Presentation Title: Longitudinal Emergency Medicine Provider Burnout and Wellness During the COVID-19 Pandemic
Author Name(s): Heather Kelker, MD; Kyle Yoder, MD; Paul Musey, MD; Madison Harris; Olivia Johnson; Brooke Henderson, MD; Punit Vyas; Elisa Sarmiento MS; Zachary Adams, PhD; Julie Welch, MD
Importance: The severe acute respiratory syndrome coronavirus 2 (SARS-CoV-2) aka COVID-19 pandemic has had far-reaching consequences to society globally, affecting nearly every aspect of daily life. There is a paucity of research exploring emergency medicine (EM) and non-physician practitioner (NPP) burnout and well-being during a global pandemic.
Objective: The objective of the study is to assess the demographic characteristics, wellness, burnout, resilience, and ongoing needs of EM physicians and non-physician practitioners the frontlines of the COVID-19 pandemic.
Design: Longitudinal prospective cohort survey study.
Setting: Ten academic and community emergency departments across the state of Indiana.

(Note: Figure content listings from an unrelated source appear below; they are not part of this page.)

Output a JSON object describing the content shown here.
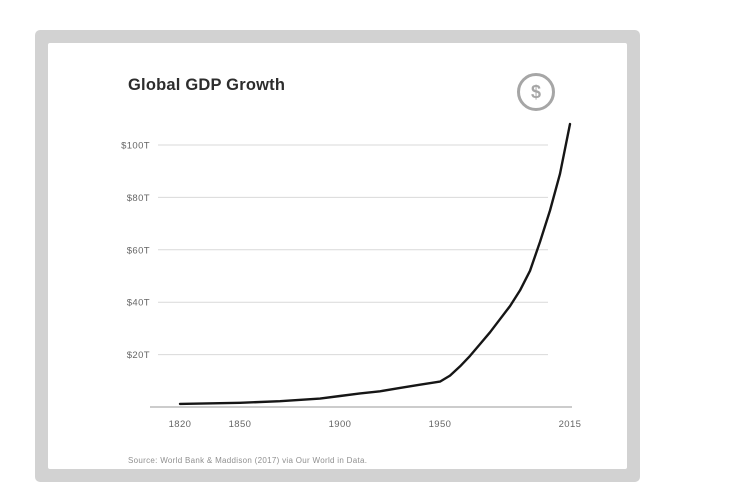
{
  "card": {
    "title": "Global GDP Growth",
    "icon_glyph": "$",
    "source": "Source: World Bank & Maddison (2017) via Our World in Data."
  },
  "colors": {
    "frame": "#d2d2d2",
    "card_background": "#ffffff",
    "line": "#161616",
    "grid": "#d9d9d9",
    "axis": "#9a9a9a",
    "icon": "#a6a6a6"
  },
  "chart_data": {
    "type": "line",
    "title": "Global GDP Growth",
    "xlabel": "",
    "ylabel": "",
    "xlim": [
      1820,
      2015
    ],
    "ylim": [
      0,
      110
    ],
    "grid": "horizontal",
    "legend": "none",
    "x": [
      1820,
      1850,
      1870,
      1890,
      1900,
      1910,
      1920,
      1930,
      1940,
      1950,
      1955,
      1960,
      1965,
      1970,
      1975,
      1980,
      1985,
      1990,
      1995,
      2000,
      2005,
      2010,
      2015
    ],
    "values": [
      1.2,
      1.6,
      2.2,
      3.2,
      4.2,
      5.2,
      6.0,
      7.3,
      8.5,
      9.7,
      12,
      15.5,
      19.5,
      24,
      28.5,
      33.5,
      38.5,
      44.5,
      52,
      63,
      75,
      89,
      108
    ],
    "y_ticks": [
      {
        "label": "$20T",
        "value": 20
      },
      {
        "label": "$40T",
        "value": 40
      },
      {
        "label": "$60T",
        "value": 60
      },
      {
        "label": "$80T",
        "value": 80
      },
      {
        "label": "$100T",
        "value": 100
      }
    ],
    "x_ticks": [
      {
        "label": "1820",
        "value": 1820
      },
      {
        "label": "1850",
        "value": 1850
      },
      {
        "label": "1900",
        "value": 1900
      },
      {
        "label": "1950",
        "value": 1950
      },
      {
        "label": "2015",
        "value": 2015
      }
    ],
    "line_color": "#161616",
    "grid_color": "#d9d9d9",
    "axis_color": "#9a9a9a"
  }
}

Participants: EM physicians and NPPs within the department of EM at Indiana University School of Medicine.
Main Outcomes and Measures: A 41-item questionnaire that was comprised of multiple choice, scaled rating and yes-no questions; and included several validated tools for assessing physician wellness (Well-Being Index), burnout (Physician Work Life Balance single burnout question), and resilience (Brief Resilience Scale).

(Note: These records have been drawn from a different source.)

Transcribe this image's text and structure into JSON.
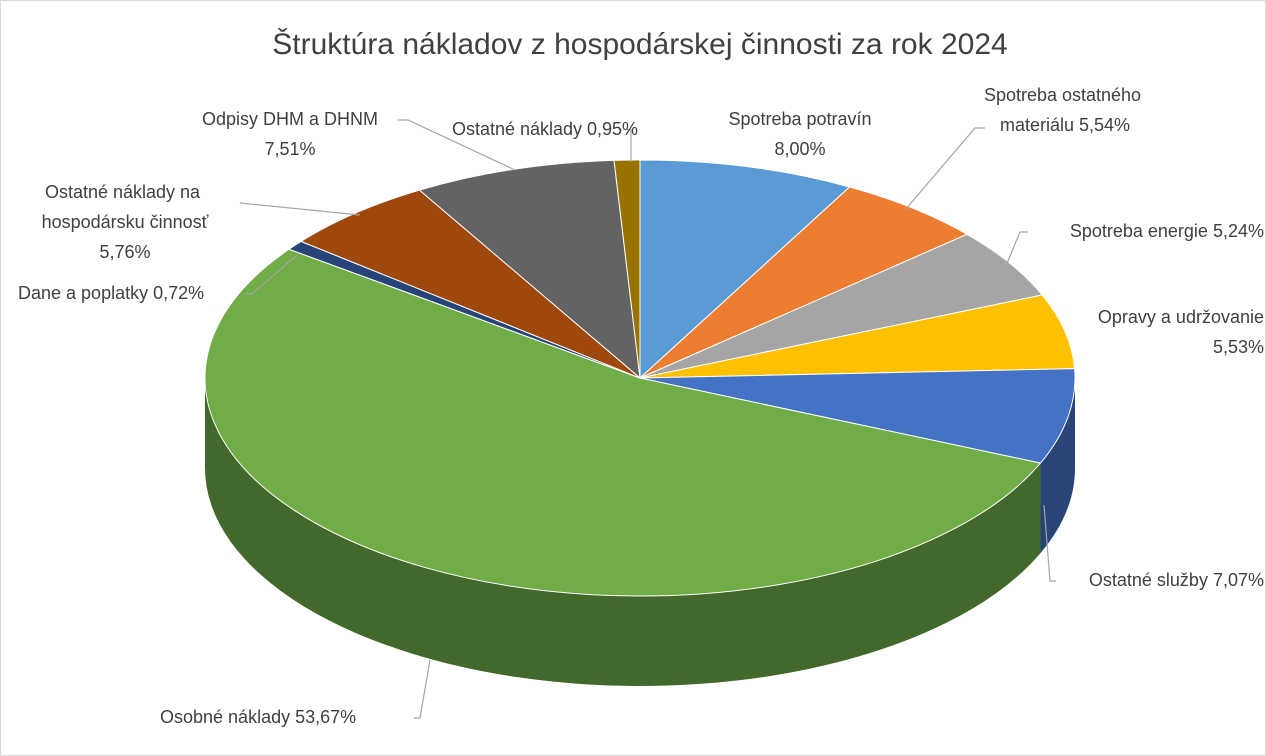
{
  "chart_data": {
    "type": "pie3d",
    "title": "Štruktúra nákladov z hospodárskej činnosti za rok 2024",
    "categories": [
      "Spotreba potravín",
      "Spotreba ostatného materiálu",
      "Spotreba energie",
      "Opravy a udržovanie",
      "Ostatné služby",
      "Osobné náklady",
      "Dane a poplatky",
      "Ostatné náklady na hospodársku činnosť",
      "Odpisy DHM a DHNM",
      "Ostatné náklady"
    ],
    "values": [
      8.0,
      5.54,
      5.24,
      5.53,
      7.07,
      53.67,
      0.72,
      5.76,
      7.51,
      0.95
    ],
    "value_labels": [
      "8,00%",
      "5,54%",
      "5,24%",
      "5,53%",
      "7,07%",
      "53,67%",
      "0,72%",
      "5,76%",
      "7,51%",
      "0,95%"
    ],
    "colors": [
      "#5b9bd5",
      "#ed7d31",
      "#a5a5a5",
      "#ffc000",
      "#4472c4",
      "#70ad47",
      "#264478",
      "#9e480e",
      "#636363",
      "#997300"
    ]
  }
}
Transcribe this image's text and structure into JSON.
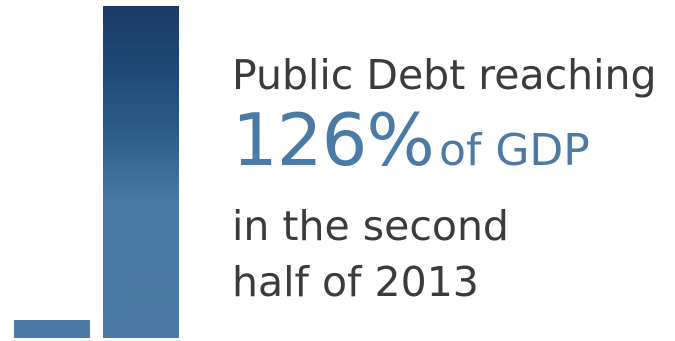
{
  "headline": {
    "line1": "Public Debt reaching",
    "figure": "126%",
    "figure_suffix": "of GDP",
    "line3": "in the second",
    "line4": "half of 2013"
  },
  "graphic": {
    "value": 126,
    "unit": "% of GDP"
  },
  "colors": {
    "accent_blue": "#4a7aa5",
    "dark_blue": "#1c3a66",
    "text_gray": "#3b3b3b",
    "background": "#ffffff"
  }
}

Results: Concern for personal safety decreased from 85% (96/113) to 61% (40/65, p<0.001). Impacts on basic self-care declined from 66% (75/113) to 32% (21/65; p<0.001). Self-reported symptoms of stress, anxiety or fear was initially at 83% (94/113) but reduced to 66% (43/65; p=0.009) by the end of the study period. Additional work responsibilities steadily declined from 59% (67/113) to 34% (22/65; p=0.001). Reported strain on relationships and feelings of isolation affected more than half of survey respondents initially without significant change over the course of the study period. Physician wellness scores improved over the four-week period, but burnout symptoms did not significantly change.

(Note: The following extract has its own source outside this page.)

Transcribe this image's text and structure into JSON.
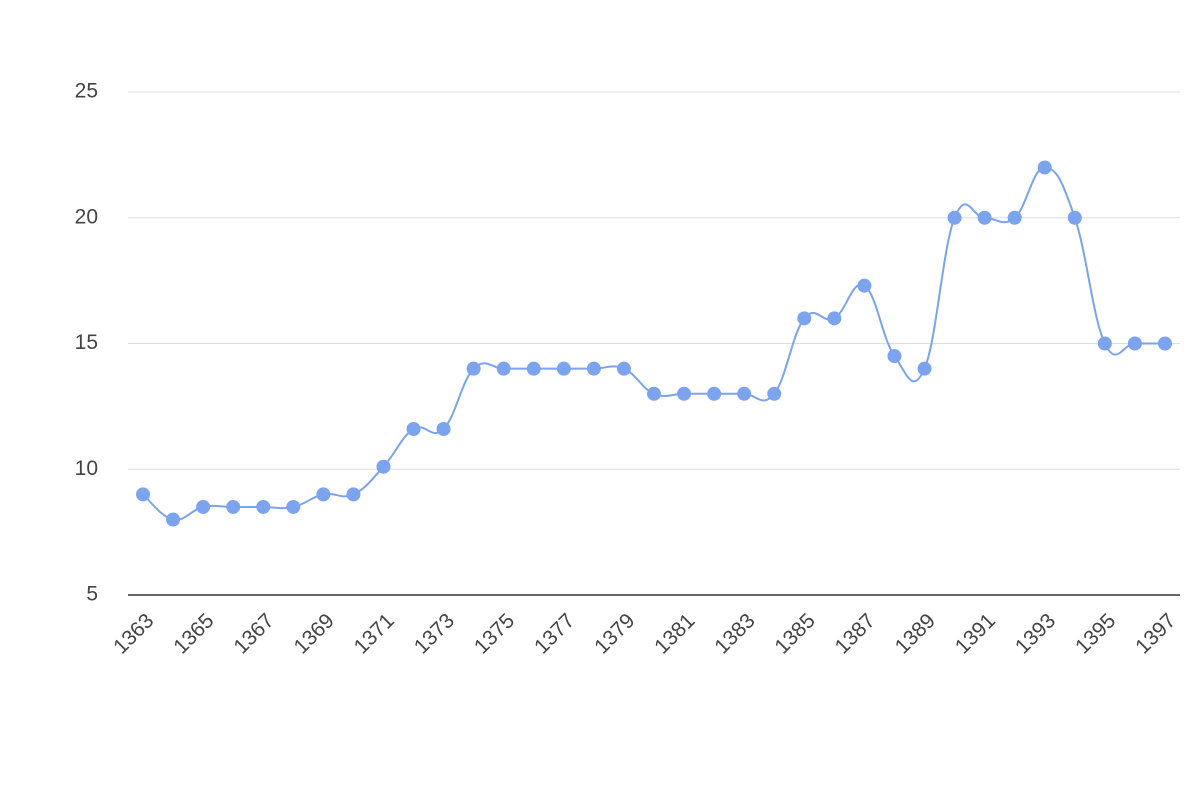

Conclusions and Relevance: This survey of EM providers found that despite being a resilient group, the majority of frontline EM providers experienced stress, anxiety, fear, and concerns about personal safety due to COVID-19, with many at risk for burnout. The formation of a wellness taskforce, whose objective was to evaluate wellness and elicit actionable items during the early stages of the pandemic, may have contributed to the increases in reported wellness scores and may be a key strategy to improve provider well-being.